Par Anton Kunin Modifié le 20 juin 2018 à 8h09
Prix Remuneration Agriculteurs Valeur Alimentation
14,6%La production agricole domestique capte 14,6% des sommes dépensées par les ménages au titre d'alimentation.

Après les fortes baisses de 2014 et 2015 et la stagnation de 2016, les prix des produits agricoles affichent une hausse modérée en 2017 (+3% en moyenne). Il n’empêche que dans certaines filières, les coûts de production restent supérieurs à la rémunération perçue par les agriculteurs, révèle l’Observatoire annuel des prix et des marges de FranceAgriMer.

Prix agricoles : des hausses temporaires et très liées à la conjoncture

En 2017, les prix auxquels les agriculteurs ont écoulé leur production aux transformateurs et grossistes ont augmenté de 3% en moyenne. À première vue, une telle progression, supérieure à l’inflation, aurait pu susciter l’optimisme, mais en réalité la situation est tout sauf réjouissante pour les agriculteurs, puisque cette hausse ne compense même pas les baisses subies les trois années précédentes. En 2017, les seules filières où les prix payés aux producteurs agricoles ont pu couvrir leurs coûts de production sont le lait et le porc.

Rien ne permet en revanche d’affirmer que cette situation va durer : le prix du porc (+6%) a certes bien progressé en début d’année grâce à une forte demande des acheteurs chinois, mais a ensuite chuté brutalement dès le troisième trimestre. Quant aux prix du lait (+13%), leur redressement s’explique par l’envolée exceptionnelle du prix du beurre fin 2017, sans que cette envolée ait une incidence sur la rémunération des éleveurs.

Blé, fruits, légumes, boucherie… : les marges des agriculteurs ne progressent pas

Le prix du blé dur à la production a continué de baisser en 2017 (-7% par rapport au niveau déjà bas de 2016), malgré un rendement en hausse.
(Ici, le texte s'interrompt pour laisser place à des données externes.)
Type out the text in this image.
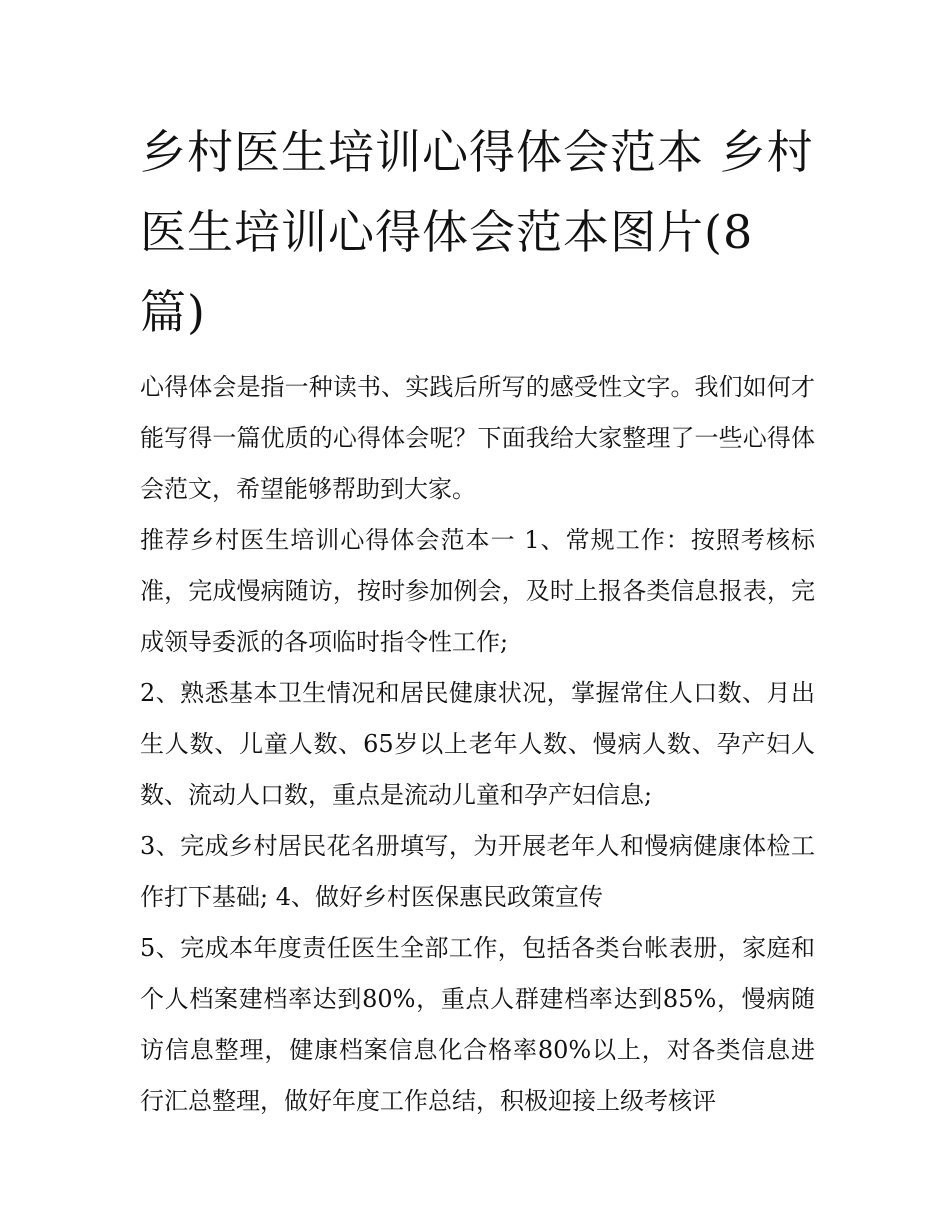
乡村医生培训心得体会范本 乡村医生培训心得体会范本图片(8篇)

心得体会是指一种读书、实践后所写的感受性文字。我们如何才能写得一篇优质的心得体会呢？下面我给大家整理了一些心得体会范文，希望能够帮助到大家。

推荐乡村医生培训心得体会范本一 1、常规工作：按照考核标准，完成慢病随访，按时参加例会，及时上报各类信息报表，完成领导委派的各项临时指令性工作;

2、熟悉基本卫生情况和居民健康状况，掌握常住人口数、月出生人数、儿童人数、65岁以上老年人数、慢病人数、孕产妇人数、流动人口数，重点是流动儿童和孕产妇信息;

3、完成乡村居民花名册填写，为开展老年人和慢病健康体检工作打下基础; 4、做好乡村医保惠民政策宣传

5、完成本年度责任医生全部工作，包括各类台帐表册，家庭和个人档案建档率达到80%，重点人群建档率达到85%，慢病随访信息整理，健康档案信息化合格率80%以上，对各类信息进行汇总整理，做好年度工作总结，积极迎接上级考核评
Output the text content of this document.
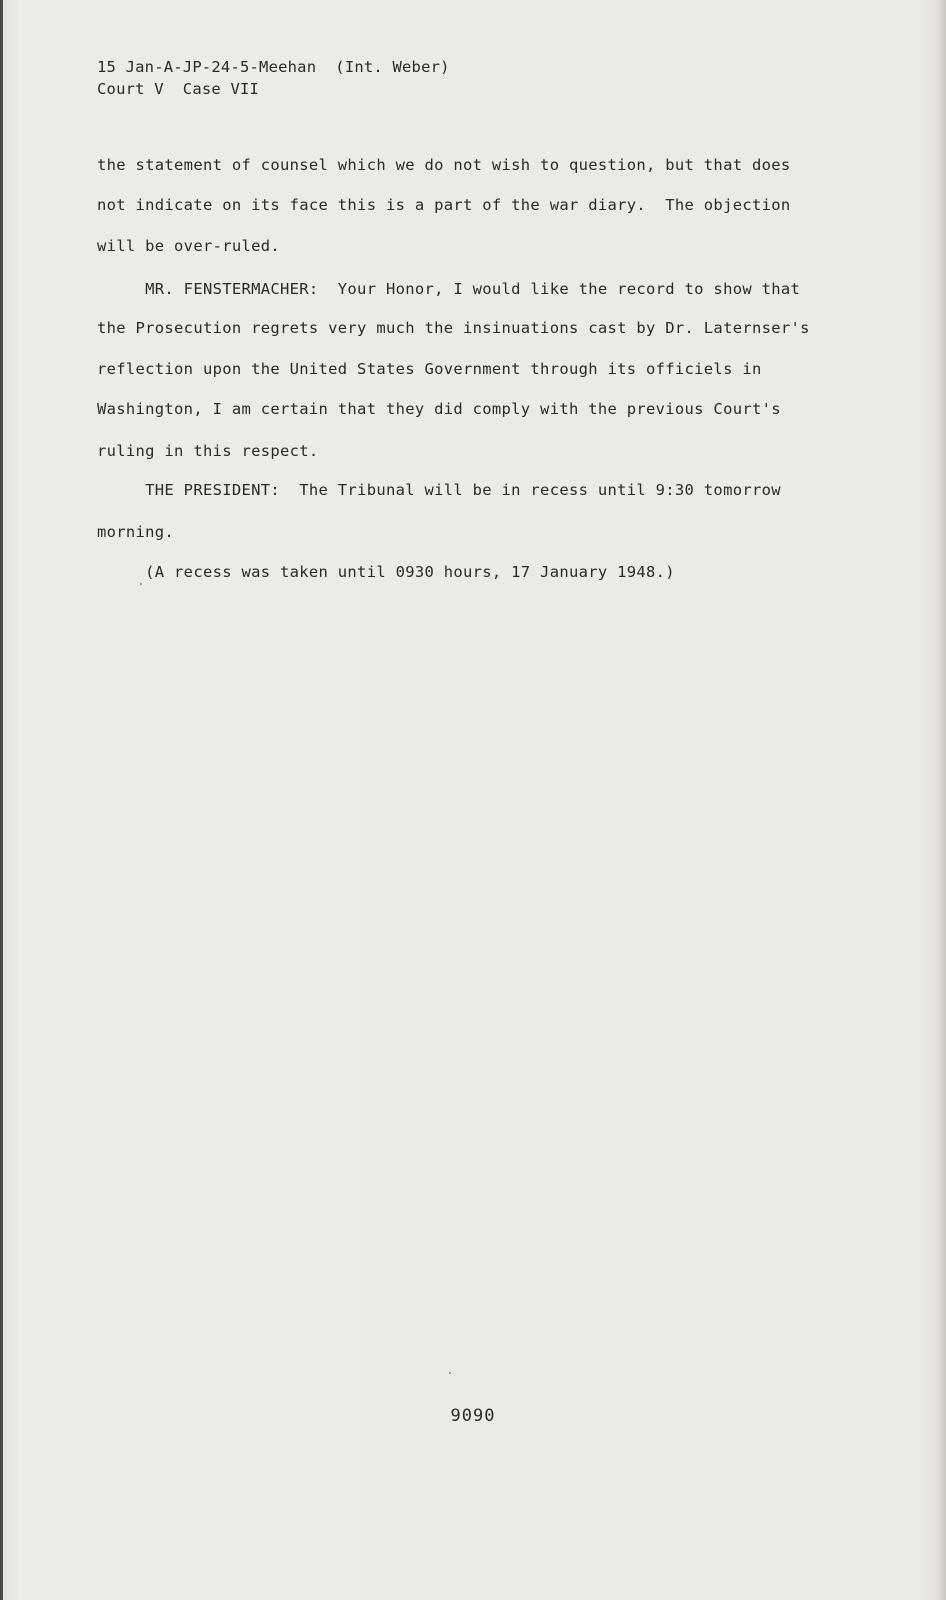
15 Jan-A-JP-24-5-Meehan  (Int. Weber)
Court V  Case VII
the statement of counsel which we do not wish to question, but that does
not indicate on its face this is a part of the war diary.  The objection
will be over-ruled.
MR. FENSTERMACHER:  Your Honor, I would like the record to show that
the Prosecution regrets very much the insinuations cast by Dr. Laternser's
reflection upon the United States Government through its officiels in
Washington, I am certain that they did comply with the previous Court's
ruling in this respect.
THE PRESIDENT:  The Tribunal will be in recess until 9:30 tomorrow
morning.
(A recess was taken until 0930 hours, 17 January 1948.)
9090
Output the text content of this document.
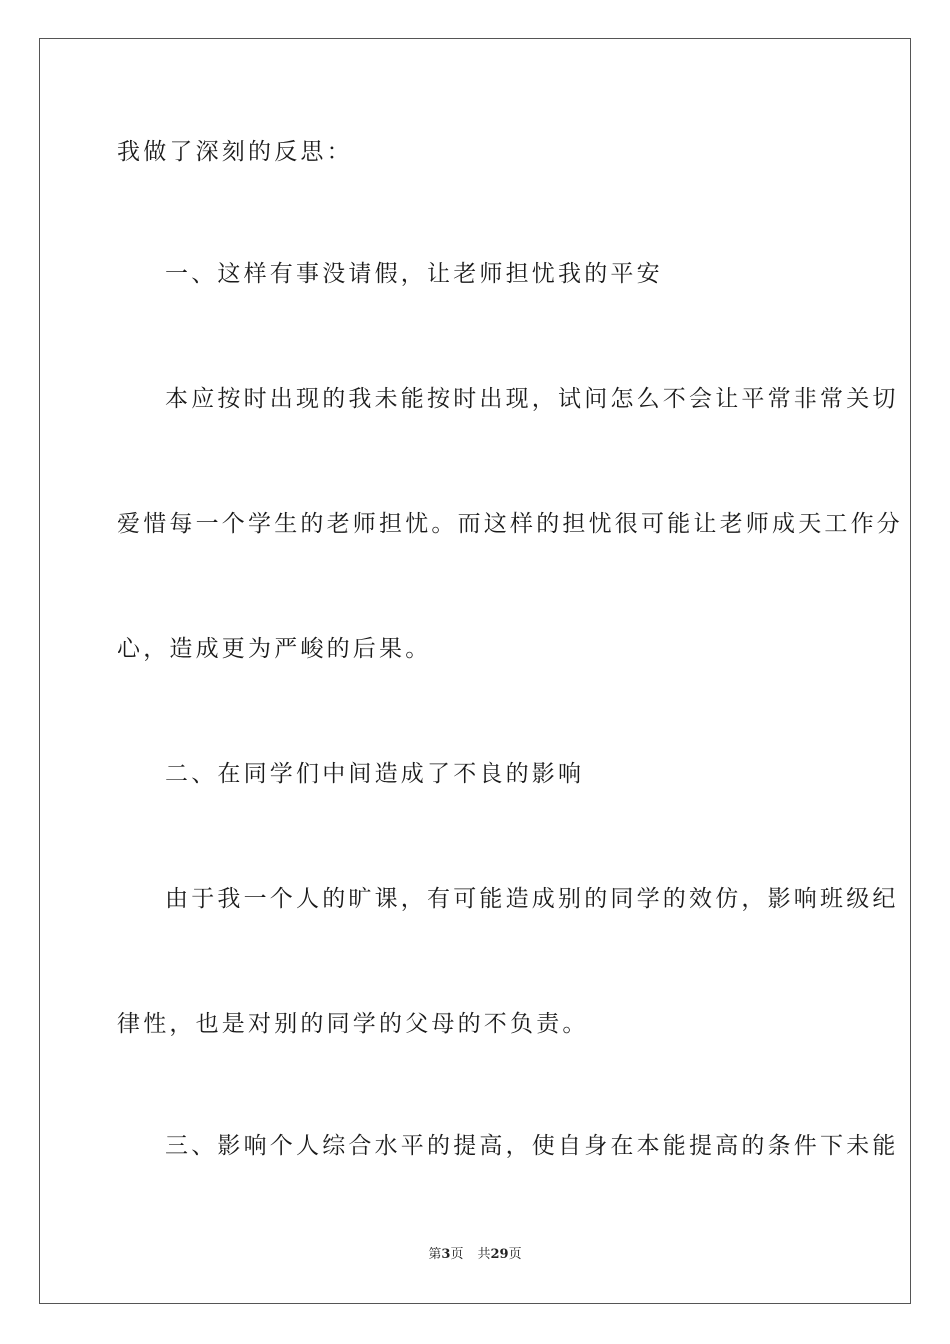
我做了深刻的反思：
一、这样有事没请假，让老师担忧我的平安
本应按时出现的我未能按时出现，试问怎么不会让平常非常关切
爱惜每一个学生的老师担忧。而这样的担忧很可能让老师成天工作分
心，造成更为严峻的后果。
二、在同学们中间造成了不良的影响
由于我一个人的旷课，有可能造成别的同学的效仿，影响班级纪
律性，也是对别的同学的父母的不负责。
三、影响个人综合水平的提高，使自身在本能提高的条件下未能
第3页 共29页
Le prix des légumes affiche une baisse de 5% (les volumes restant stables), et le prix des fruits reste stable avec des volumes en hausse, le revenu moyen des producteurs pourrait donc avoir baissé dans les deux cas, poussé par une hausse des charges. Mais il est impossible de l’affirmer avec certitude, l’Observatoire ne disposant pas de données de coûts de production ni de revenu pour 2017. Les prix des animaux de boucherie, quant à eux, progressent (+3,6% sur les bovins, par exemple), mais les marges nettes diminuent.

Globalement, sur les 233 milliards d’euros de consommation alimentaire des ménages, la production agricole domestique représente 14,6%, la transformation, le transport et la vente représentant 66%. 10,3% de la consommation alimentaire des ménages correspond à l’achat de produits alimentaires importés prêts à la consommation. La valeur ajoutée de l’agriculture dans la production alimentaire reste modeste (10%).